California Secretary of Education Bonnie Reiss joined Long Beach Unified School District Superintendent Christopher Steinhauser and others recently at Washington Middle School in Long Beach to launch a year-long pilot of the first full-curriculum Algebra app for the Apple iPad. The pilot also represents the launch of Houghton Mifflin Harcourt's HMH Fuse™, a new mode of curriculum delivery using interactive platforms and mobile devices.
In total, HMH is piloting 400 iPads across Washington Middle School and Hudson K–8 in Long Beach Unified; Kings Canyon Middle School and Sequoia Middle School in Fresno Unified; Amelia Earhart Middle School in Riverside Unified and Presidio Middle School in San Francisco Unified School District.
“The launch of HMH Fuse and this app signal the beginning of a new era in curriculum development, where the goal is not just providing world-class content, but also delivering it in a variety of ways so that students and teachers can individualize the learning experience,” said Barry O’Callaghan, CEO of HMH. “We believe this pilot will provide the nation with a glimpse into the future of education.”
The app provides the year-long Holt McDougal Algebra 1 course, authored by Williams College Mathematics Professor Edward Burger, Ph.D, plus ancillary materials and resources.

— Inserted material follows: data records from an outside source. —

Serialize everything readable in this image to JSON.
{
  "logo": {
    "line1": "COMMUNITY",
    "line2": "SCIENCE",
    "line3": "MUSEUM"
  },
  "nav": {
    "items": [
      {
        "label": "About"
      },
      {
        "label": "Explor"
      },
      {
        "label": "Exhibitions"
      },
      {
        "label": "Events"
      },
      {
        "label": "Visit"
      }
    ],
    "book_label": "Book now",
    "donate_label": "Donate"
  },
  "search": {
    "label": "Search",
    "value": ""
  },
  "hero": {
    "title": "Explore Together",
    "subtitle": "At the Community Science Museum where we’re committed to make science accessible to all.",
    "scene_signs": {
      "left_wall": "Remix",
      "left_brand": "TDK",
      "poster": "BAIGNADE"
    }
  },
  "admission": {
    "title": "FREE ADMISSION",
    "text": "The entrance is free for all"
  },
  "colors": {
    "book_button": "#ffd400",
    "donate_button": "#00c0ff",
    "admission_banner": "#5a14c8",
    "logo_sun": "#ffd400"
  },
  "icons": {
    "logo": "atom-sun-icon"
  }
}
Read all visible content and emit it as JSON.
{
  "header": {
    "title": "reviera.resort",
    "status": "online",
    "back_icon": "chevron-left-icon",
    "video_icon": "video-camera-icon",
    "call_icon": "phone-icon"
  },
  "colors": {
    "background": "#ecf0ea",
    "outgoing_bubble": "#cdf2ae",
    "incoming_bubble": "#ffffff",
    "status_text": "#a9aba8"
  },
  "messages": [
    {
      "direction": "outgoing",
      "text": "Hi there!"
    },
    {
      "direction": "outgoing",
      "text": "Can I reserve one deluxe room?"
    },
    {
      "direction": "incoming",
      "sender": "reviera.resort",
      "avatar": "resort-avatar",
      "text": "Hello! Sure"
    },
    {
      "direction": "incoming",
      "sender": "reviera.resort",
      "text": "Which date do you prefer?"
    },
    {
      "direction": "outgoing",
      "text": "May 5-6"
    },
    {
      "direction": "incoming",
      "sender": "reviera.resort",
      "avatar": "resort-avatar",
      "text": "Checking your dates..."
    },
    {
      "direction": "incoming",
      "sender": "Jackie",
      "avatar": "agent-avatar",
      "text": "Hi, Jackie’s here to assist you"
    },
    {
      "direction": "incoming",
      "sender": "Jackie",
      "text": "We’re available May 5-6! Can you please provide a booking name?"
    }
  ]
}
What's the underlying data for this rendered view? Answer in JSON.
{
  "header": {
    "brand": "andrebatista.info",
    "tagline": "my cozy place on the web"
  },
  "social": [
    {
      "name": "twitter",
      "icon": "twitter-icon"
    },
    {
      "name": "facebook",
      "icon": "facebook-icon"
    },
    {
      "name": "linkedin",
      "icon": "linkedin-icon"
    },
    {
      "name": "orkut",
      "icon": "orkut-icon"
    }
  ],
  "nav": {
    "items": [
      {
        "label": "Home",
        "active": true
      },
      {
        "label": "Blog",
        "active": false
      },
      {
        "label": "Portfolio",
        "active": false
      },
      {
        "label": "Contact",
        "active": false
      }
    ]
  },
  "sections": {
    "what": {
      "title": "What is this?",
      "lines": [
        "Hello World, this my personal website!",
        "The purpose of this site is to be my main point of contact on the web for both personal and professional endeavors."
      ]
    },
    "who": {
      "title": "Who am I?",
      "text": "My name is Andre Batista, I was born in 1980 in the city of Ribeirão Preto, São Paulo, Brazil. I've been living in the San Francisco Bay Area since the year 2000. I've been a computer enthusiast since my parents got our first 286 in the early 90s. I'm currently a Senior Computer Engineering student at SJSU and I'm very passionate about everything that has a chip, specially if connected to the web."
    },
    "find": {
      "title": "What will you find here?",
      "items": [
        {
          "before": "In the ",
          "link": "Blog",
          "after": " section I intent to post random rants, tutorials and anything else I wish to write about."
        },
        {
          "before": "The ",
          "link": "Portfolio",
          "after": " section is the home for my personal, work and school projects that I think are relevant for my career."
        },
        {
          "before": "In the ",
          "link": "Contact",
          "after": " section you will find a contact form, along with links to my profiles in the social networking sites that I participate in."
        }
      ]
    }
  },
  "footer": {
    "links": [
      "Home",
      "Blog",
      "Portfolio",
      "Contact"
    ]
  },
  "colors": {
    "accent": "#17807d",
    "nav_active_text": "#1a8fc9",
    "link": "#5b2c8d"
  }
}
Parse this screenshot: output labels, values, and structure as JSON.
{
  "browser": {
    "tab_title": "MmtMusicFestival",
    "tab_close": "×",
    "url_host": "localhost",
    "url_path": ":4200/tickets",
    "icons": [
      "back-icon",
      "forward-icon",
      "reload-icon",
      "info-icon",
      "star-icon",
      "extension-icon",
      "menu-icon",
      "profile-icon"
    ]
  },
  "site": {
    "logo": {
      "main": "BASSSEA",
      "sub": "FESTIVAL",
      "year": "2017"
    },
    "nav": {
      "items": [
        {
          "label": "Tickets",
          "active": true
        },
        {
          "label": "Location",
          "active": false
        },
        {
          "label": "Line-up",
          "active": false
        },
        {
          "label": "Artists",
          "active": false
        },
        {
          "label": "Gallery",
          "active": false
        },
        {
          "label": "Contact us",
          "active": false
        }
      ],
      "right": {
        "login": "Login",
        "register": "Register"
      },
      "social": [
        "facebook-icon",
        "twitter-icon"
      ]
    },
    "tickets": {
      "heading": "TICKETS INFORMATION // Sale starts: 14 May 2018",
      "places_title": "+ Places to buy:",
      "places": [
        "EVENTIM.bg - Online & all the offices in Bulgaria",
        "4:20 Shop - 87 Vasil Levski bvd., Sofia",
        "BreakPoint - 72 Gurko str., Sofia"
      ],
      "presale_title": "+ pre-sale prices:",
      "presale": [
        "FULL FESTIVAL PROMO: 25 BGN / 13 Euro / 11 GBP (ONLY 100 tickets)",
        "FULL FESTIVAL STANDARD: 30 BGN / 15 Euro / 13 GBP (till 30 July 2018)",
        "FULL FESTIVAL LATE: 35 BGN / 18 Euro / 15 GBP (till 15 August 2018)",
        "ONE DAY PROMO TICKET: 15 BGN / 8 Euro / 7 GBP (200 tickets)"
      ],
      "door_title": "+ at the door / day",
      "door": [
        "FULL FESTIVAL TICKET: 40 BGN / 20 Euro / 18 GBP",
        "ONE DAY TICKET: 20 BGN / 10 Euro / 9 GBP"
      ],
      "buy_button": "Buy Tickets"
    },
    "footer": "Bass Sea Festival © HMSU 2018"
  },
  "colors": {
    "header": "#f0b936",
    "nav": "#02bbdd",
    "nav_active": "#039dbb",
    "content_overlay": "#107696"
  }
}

The app’s highly developed comprehension tracking tools provide students with customized support and teachers with real-time student-specific performance feedback.
“The app allows students to engage in the learning process and move from being passive receivers of information to active learners who determine how to display concepts, progress through equations and interpret information,” said HMH Executive Vice President Forsa. “The app’s interactive format will resonate with teachers, students and parents because it mirrors the multi-dimensional digital environment they interact with on a daily basis.”
Empirical Education Inc., a Silicon Valley-based research organization, will compare students using the new iPad-delivered content to those using the conventional textbook. A report of the research findings is expected in fall 2011.